Please read the following blogs from two very fine genetic genealogists. Follow their blogs, you'll learn a lot! Each blog hits upon one of the current issues at AncestryDNA.  Do not be mistaken that these issues aren't widespread among the genetic genealogy community and it reaches beyond US borders.  From that community (thousands strong), I have not read one positive comment regarding these issues.

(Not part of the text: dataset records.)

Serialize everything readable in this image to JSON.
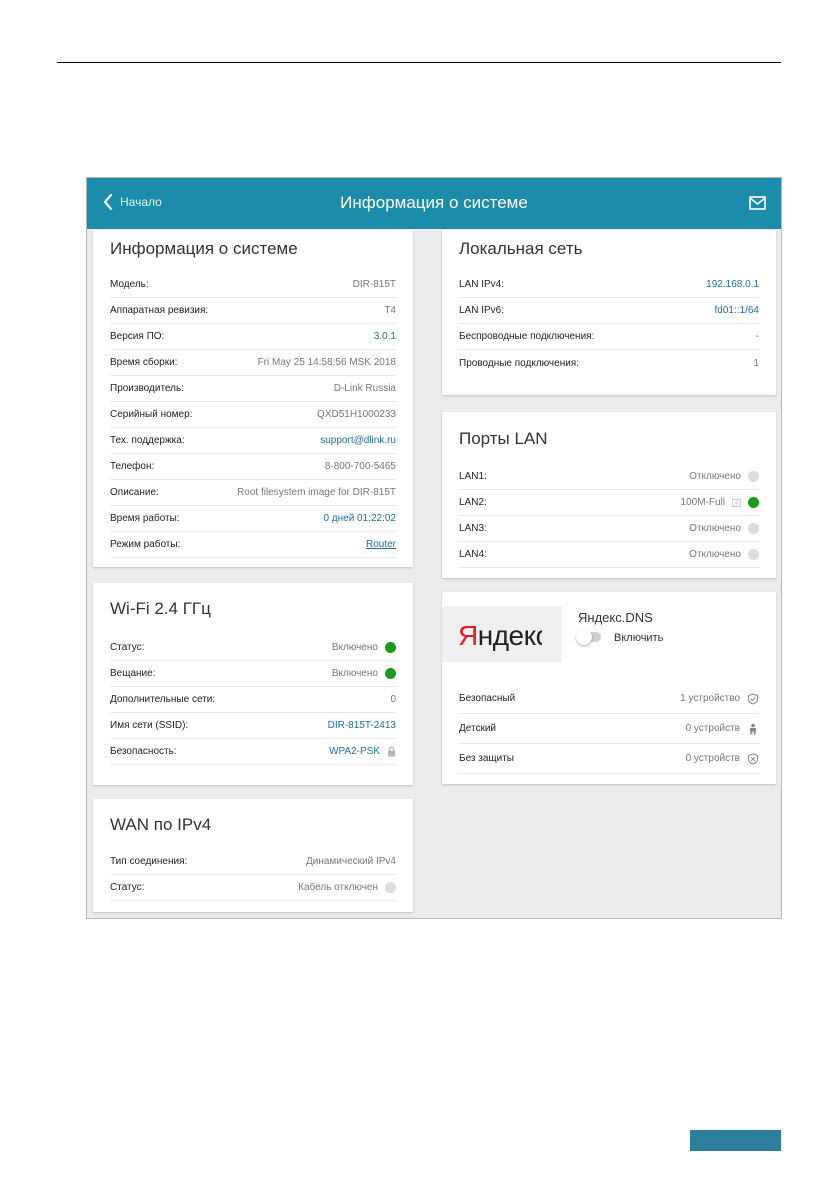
{
  "header": {
    "back_label": "Начало",
    "title": "Информация о системе"
  },
  "system_info": {
    "title": "Информация о системе",
    "rows": [
      {
        "label": "Модель:",
        "value": "DIR-815T"
      },
      {
        "label": "Аппаратная ревизия:",
        "value": "T4"
      },
      {
        "label": "Версия ПО:",
        "value": "3.0.1"
      },
      {
        "label": "Время сборки:",
        "value": "Fri May 25 14:58:56 MSK 2018"
      },
      {
        "label": "Производитель:",
        "value": "D-Link Russia"
      },
      {
        "label": "Серийный номер:",
        "value": "QXD51H1000233"
      },
      {
        "label": "Тех. поддержка:",
        "value": "support@dlink.ru"
      },
      {
        "label": "Телефон:",
        "value": "8-800-700-5465"
      },
      {
        "label": "Описание:",
        "value": "Root filesystem image for DIR-815T"
      },
      {
        "label": "Время работы:",
        "value": "0 дней 01:22:02"
      },
      {
        "label": "Режим работы:",
        "value": "Router"
      }
    ]
  },
  "wifi": {
    "title": "Wi-Fi 2.4 ГГц",
    "rows": [
      {
        "label": "Статус:",
        "value": "Включено"
      },
      {
        "label": "Вещание:",
        "value": "Включено"
      },
      {
        "label": "Дополнительные сети:",
        "value": "0"
      },
      {
        "label": "Имя сети (SSID):",
        "value": "DIR-815T-2413"
      },
      {
        "label": "Безопасность:",
        "value": "WPA2-PSK"
      }
    ]
  },
  "wan": {
    "title": "WAN по IPv4",
    "rows": [
      {
        "label": "Тип соединения:",
        "value": "Динамический IPv4"
      },
      {
        "label": "Статус:",
        "value": "Кабель отключен"
      }
    ]
  },
  "lan": {
    "title": "Локальная сеть",
    "rows": [
      {
        "label": "LAN IPv4:",
        "value": "192.168.0.1"
      },
      {
        "label": "LAN IPv6:",
        "value": "fd01::1/64"
      },
      {
        "label": "Беспроводные подключения:",
        "value": "-"
      },
      {
        "label": "Проводные подключения:",
        "value": "1"
      }
    ]
  },
  "ports": {
    "title": "Порты LAN",
    "rows": [
      {
        "label": "LAN1:",
        "value": "Отключено",
        "status": "off"
      },
      {
        "label": "LAN2:",
        "value": "100M-Full",
        "status": "on"
      },
      {
        "label": "LAN3:",
        "value": "Отключено",
        "status": "off"
      },
      {
        "label": "LAN4:",
        "value": "Отключено",
        "status": "off"
      }
    ]
  },
  "yandex": {
    "logo_y": "Я",
    "logo_rest": "ндекс",
    "title": "Яндекс.DNS",
    "enable_label": "Включить",
    "rows": [
      {
        "label": "Безопасный",
        "value": "1 устройство"
      },
      {
        "label": "Детский",
        "value": "0 устройств"
      },
      {
        "label": "Без защиты",
        "value": "0 устройств"
      }
    ]
  },
  "colors": {
    "header": "#1b8ca9",
    "link": "#1d6ea8",
    "status_on": "#1b9a1b",
    "status_off": "#dcdcdc"
  }
}
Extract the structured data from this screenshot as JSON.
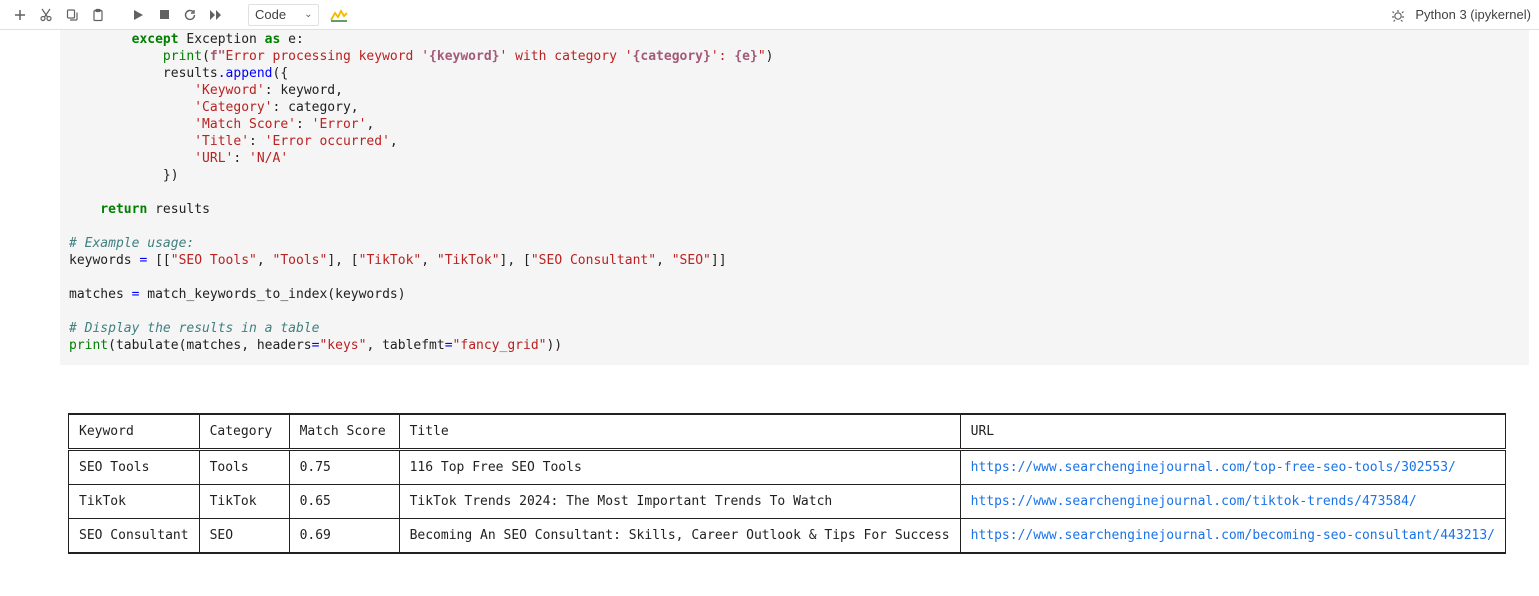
{
  "toolbar": {
    "cell_type": "Code",
    "kernel": "Python 3 (ipykernel)"
  },
  "code": {
    "line01a": "        except",
    "line01b": " Exception ",
    "line01c": "as",
    "line01d": " e:",
    "line02a": "            print",
    "line02b": "(",
    "line02c": "f\"",
    "line02d": "Error processing keyword '",
    "line02e": "{keyword}",
    "line02f": "' with category '",
    "line02g": "{category}",
    "line02h": "': ",
    "line02i": "{e}",
    "line02j": "\"",
    "line02k": ")",
    "line03a": "            results",
    "line03b": ".append",
    "line03c": "({",
    "line04a": "                ",
    "line04b": "'Keyword'",
    "line04c": ": keyword,",
    "line05a": "                ",
    "line05b": "'Category'",
    "line05c": ": category,",
    "line06a": "                ",
    "line06b": "'Match Score'",
    "line06c": ": ",
    "line06d": "'Error'",
    "line06e": ",",
    "line07a": "                ",
    "line07b": "'Title'",
    "line07c": ": ",
    "line07d": "'Error occurred'",
    "line07e": ",",
    "line08a": "                ",
    "line08b": "'URL'",
    "line08c": ": ",
    "line08d": "'N/A'",
    "line09": "            })",
    "line10": "",
    "line11a": "    return",
    "line11b": " results",
    "line12": "",
    "line13": "# Example usage:",
    "line14a": "keywords ",
    "line14b": "=",
    "line14c": " [[",
    "line14d": "\"SEO Tools\"",
    "line14e": ", ",
    "line14f": "\"Tools\"",
    "line14g": "], [",
    "line14h": "\"TikTok\"",
    "line14i": ", ",
    "line14j": "\"TikTok\"",
    "line14k": "], [",
    "line14l": "\"SEO Consultant\"",
    "line14m": ", ",
    "line14n": "\"SEO\"",
    "line14o": "]]",
    "line15": "",
    "line16a": "matches ",
    "line16b": "=",
    "line16c": " match_keywords_to_index(keywords)",
    "line17": "",
    "line18": "# Display the results in a table",
    "line19a": "print",
    "line19b": "(tabulate(matches, headers",
    "line19c": "=",
    "line19d": "\"keys\"",
    "line19e": ", tablefmt",
    "line19f": "=",
    "line19g": "\"fancy_grid\"",
    "line19h": "))"
  },
  "output": {
    "headers": {
      "c0": "Keyword",
      "c1": "Category",
      "c2": "Match Score",
      "c3": "Title",
      "c4": "URL"
    },
    "rows": [
      {
        "c0": "SEO Tools",
        "c1": "Tools",
        "c2": "0.75",
        "c3": "116 Top Free SEO Tools",
        "c4": "https://www.searchenginejournal.com/top-free-seo-tools/302553/"
      },
      {
        "c0": "TikTok",
        "c1": "TikTok",
        "c2": "0.65",
        "c3": "TikTok Trends 2024: The Most Important Trends To Watch",
        "c4": "https://www.searchenginejournal.com/tiktok-trends/473584/"
      },
      {
        "c0": "SEO Consultant",
        "c1": "SEO",
        "c2": "0.69",
        "c3": "Becoming An SEO Consultant: Skills, Career Outlook & Tips For Success",
        "c4": "https://www.searchenginejournal.com/becoming-seo-consultant/443213/"
      }
    ]
  }
}
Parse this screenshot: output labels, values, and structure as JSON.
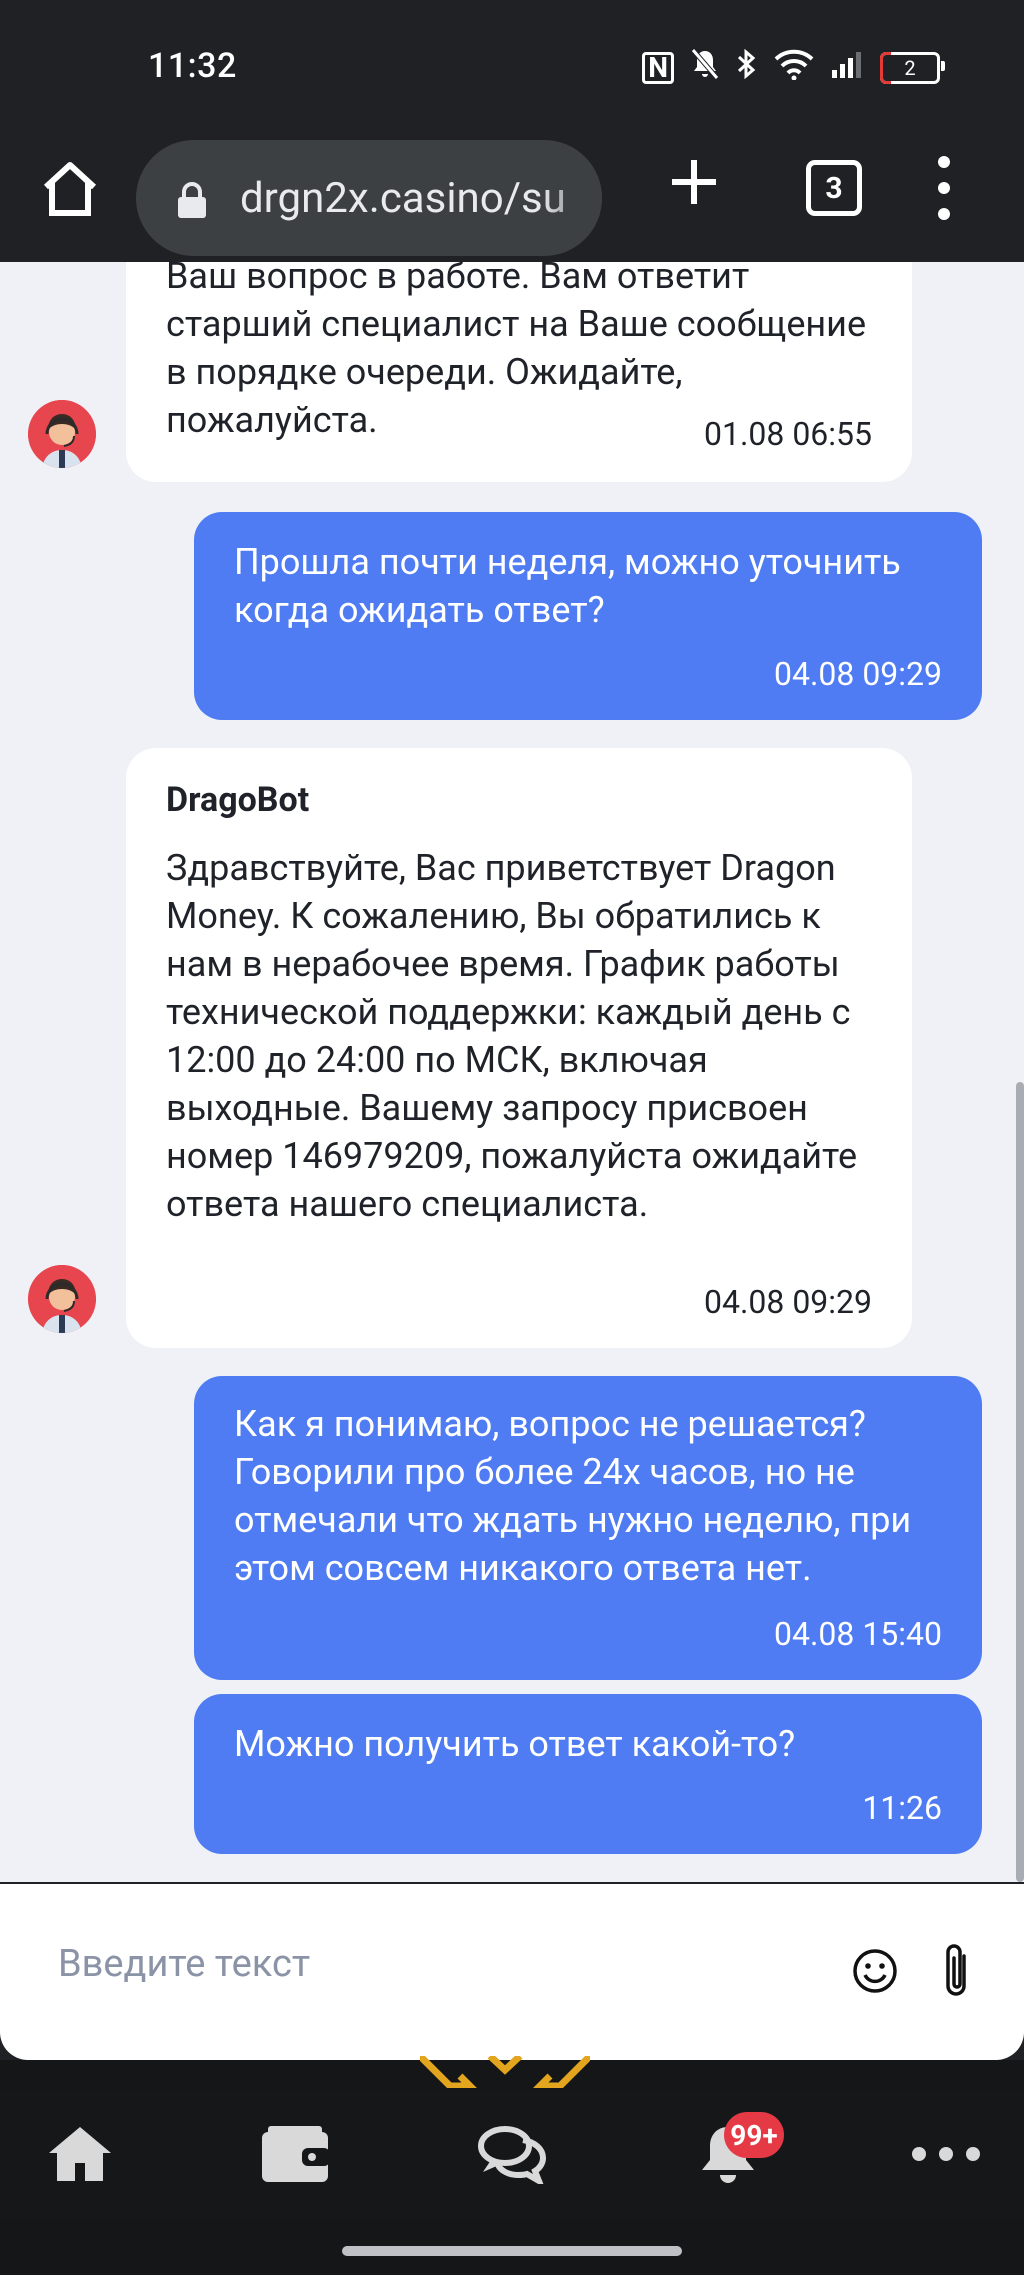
{
  "status_bar": {
    "time": "11:32",
    "battery_level": "2",
    "icons": [
      "nfc-icon",
      "mute-icon",
      "bluetooth-icon",
      "wifi-icon",
      "signal-icon",
      "battery-icon"
    ]
  },
  "browser": {
    "url": "drgn2x.casino/su",
    "tab_count": "3"
  },
  "chat": {
    "messages": [
      {
        "direction": "incoming",
        "text": "Ваш вопрос в работе. Вам ответит старший специалист на Ваше сообщение в порядке очереди. Ожидайте, пожалуйста.",
        "time": "01.08 06:55"
      },
      {
        "direction": "outgoing",
        "text": "Прошла почти неделя, можно уточнить когда ожидать ответ?",
        "time": "04.08 09:29"
      },
      {
        "direction": "incoming",
        "sender": "DragoBot",
        "text": "Здравствуйте, Вас приветствует Dragon Money. К сожалению, Вы обратились к нам в нерабочее время. График работы технической поддержки: каждый день с 12:00 до 24:00 по МСК, включая выходные. Вашему запросу присвоен номер 146979209, пожалуйста ожидайте ответа нашего специалиста.",
        "time": "04.08 09:29"
      },
      {
        "direction": "outgoing",
        "text": "Как я понимаю, вопрос не решается? Говорили про более 24х часов, но не отмечали что ждать нужно неделю, при этом совсем никакого ответа нет.",
        "time": "04.08 15:40"
      },
      {
        "direction": "outgoing",
        "text": "Можно получить ответ какой-то?",
        "time": "11:26"
      }
    ]
  },
  "input": {
    "placeholder": "Введите текст"
  },
  "nav": {
    "notifications_badge": "99+",
    "items": [
      "home-icon",
      "wallet-icon",
      "chat-icon",
      "bell-icon",
      "more-icon"
    ]
  },
  "colors": {
    "outgoing_bubble": "#4f7cf2",
    "incoming_bubble": "#ffffff",
    "chat_background": "#eff1f6",
    "badge": "#e53945"
  }
}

Robert J. Estes, scientist and genetic genealogist

CeCe Moore, genetic genealogist

Scroll down to the post, if needed.

Choose wisely and do not get stung!  These are not the only issues with AncestryDNA.  If you do not have a subscription you can access your matches, but cannot see the "trees" that connect.  ALSO, the admixture they are doing is wrong in some cases:  See Debbie's post (from the UK) entitled:  My Ancestry autosomal DNA Test

Sorry to omit your blog Debbie!

If any of you have questions, please contact me directly.

24 Aug 2012


Debbie Kennett said...

I was also concerned about the Consent Form for Ancestry's "Human Genetic Diversity Project" and the way that it was hidden away as part of the activation process. I've written about my experiences with the Ancestry test on my blog:


As you will see, my admixture analysis was way out. I've written to Ancestry to find out what they are using as their reference populations for the British Isles, but they have not yet replied.

Debbie Kennett said...


From what I can gather you have access to your matches but without a subscription you won't be able to access the trees of your matches. All the tree on Ancestry are restricted to members only. This effectively means that people will be tied into an Ancestry subscription to get the genealogical information they need to determine whether or not the match is worth pursuing. The blogger Genealogue was granted six months' free access to "Ancestry Connections" because he couldn't view the trees of his matches:


Debbie Kennett said...

I was also concerned about the way that Ancestry have disguised the Consent Form for their "Human Genetic Diversity Project" as part of the activation process. I've blogged about my experiences with the Ancestry test and you can read my posts here:


As you will see, I also found that their admixture analysis was way out for me. I've written to ask them what they are using as their reference populations for the British Isles but I haven't yet received a reply.